A recent study of almost 400,000 Ontario hospital patients showed that there was a significant risk that patients would unintentionally discontinue taking vital prescription medications after discharge.
This study tracked elderly patients who were on at least 1 of 5 medications for chronic disease (statins, thyroid medications, anti-coagulants, inhalers for respiratory diseases and gastric acid suppressing drugs) when being admitted to the hospital. More than 19% of these patients did not renew these prescriptions in the three months following their discharge from the hospital. For those who had been admitted to the ICU, this number increased to 23%. Not surprisingly, within one year, there was a significant risk of hospitalization or death for those patients who had discontinued their medications.
The authors of the study theorize that “transitions in care are vulnerable periods for patients during hospitalization. Medical errors during this period can occur as a result of incomplete or inaccurate communication as responsibility shifts from one physician to another.

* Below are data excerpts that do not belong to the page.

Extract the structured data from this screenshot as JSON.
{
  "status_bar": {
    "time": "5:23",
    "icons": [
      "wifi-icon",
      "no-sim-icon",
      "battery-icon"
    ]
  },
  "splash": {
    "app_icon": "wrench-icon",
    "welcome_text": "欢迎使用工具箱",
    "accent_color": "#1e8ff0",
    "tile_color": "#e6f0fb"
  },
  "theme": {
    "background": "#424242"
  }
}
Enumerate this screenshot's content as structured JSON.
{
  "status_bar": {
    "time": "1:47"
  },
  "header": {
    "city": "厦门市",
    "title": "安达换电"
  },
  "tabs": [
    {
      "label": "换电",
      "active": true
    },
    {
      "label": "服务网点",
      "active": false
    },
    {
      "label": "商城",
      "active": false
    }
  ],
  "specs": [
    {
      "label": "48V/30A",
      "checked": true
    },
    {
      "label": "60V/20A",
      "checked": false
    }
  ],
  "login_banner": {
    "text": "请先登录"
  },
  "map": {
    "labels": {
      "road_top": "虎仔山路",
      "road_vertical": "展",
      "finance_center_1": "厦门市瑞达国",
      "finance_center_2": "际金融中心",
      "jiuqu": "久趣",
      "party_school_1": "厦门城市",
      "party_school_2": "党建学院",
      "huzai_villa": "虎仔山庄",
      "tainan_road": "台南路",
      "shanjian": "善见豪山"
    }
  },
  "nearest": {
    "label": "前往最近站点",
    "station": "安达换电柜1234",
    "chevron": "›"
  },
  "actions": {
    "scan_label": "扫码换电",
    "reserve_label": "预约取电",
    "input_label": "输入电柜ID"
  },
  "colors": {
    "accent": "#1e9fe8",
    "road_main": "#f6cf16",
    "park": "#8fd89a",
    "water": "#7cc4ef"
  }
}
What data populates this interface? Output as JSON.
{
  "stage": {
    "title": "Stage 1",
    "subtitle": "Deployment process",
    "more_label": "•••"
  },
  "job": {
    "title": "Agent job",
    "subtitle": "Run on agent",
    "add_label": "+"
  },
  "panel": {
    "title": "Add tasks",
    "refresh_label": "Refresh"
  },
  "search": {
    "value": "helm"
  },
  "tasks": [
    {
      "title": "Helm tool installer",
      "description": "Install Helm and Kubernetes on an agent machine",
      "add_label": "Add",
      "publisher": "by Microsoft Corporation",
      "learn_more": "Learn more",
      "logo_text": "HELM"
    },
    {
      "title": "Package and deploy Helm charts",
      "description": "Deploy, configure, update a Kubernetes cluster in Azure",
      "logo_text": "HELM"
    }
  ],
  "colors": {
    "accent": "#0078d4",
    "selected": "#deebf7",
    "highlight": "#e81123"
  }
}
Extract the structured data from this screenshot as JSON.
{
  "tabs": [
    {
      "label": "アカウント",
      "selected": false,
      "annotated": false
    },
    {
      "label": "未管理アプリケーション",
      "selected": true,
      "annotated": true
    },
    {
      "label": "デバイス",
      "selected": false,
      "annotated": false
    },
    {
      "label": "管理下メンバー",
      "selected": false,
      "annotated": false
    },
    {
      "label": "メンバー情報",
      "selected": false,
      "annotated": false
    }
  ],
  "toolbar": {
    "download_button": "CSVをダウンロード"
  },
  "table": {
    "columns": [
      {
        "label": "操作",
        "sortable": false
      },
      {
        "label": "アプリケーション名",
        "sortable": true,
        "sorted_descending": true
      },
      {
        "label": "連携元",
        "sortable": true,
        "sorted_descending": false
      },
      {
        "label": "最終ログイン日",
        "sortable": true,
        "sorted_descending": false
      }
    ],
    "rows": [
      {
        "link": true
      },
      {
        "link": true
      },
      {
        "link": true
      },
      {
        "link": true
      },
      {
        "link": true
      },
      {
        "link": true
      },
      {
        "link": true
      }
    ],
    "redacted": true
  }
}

Another contributing factor may also be that, during the hospital stay, the patient is relieved of the responsibility of taking the right medications at the right time as this is handled by the nursing staff. In other words, they forget and/or get out of the routine. When they return home after a hospital stay, there may be new medications that have been added which they may believe have replaced their previous prescriptions. In any event, the hospital stay, particularly if it involved the ICU, is a watershed event that can create confusion or at least the sense of the beginning of a new routine.
Better hospital discharge procedures and the introduction of technology that would track medical records more effectively could go a long way towards fixing this problem. But this is a wake-up call for those responsible for the homecare of seniors discharged from the hospital – family doctors, family members and home caregivers. It is essential to understand and track all prescriptions and ensure the medications that a post-operative patient is taking are the correct ones.
Even more importantly, this study speaks to the importance of families and caregivers keeping accurate, up-to-date and easily accessible medication records for their loved ones. These records should accompany the patient at the time of hospital admission (emergency or planned). Hospital personnel may not always rebuild a complete medication profile if these records aren’t available. Therefore, it’s not surprising that many medications are unintentionally discontinued after a hospital stay.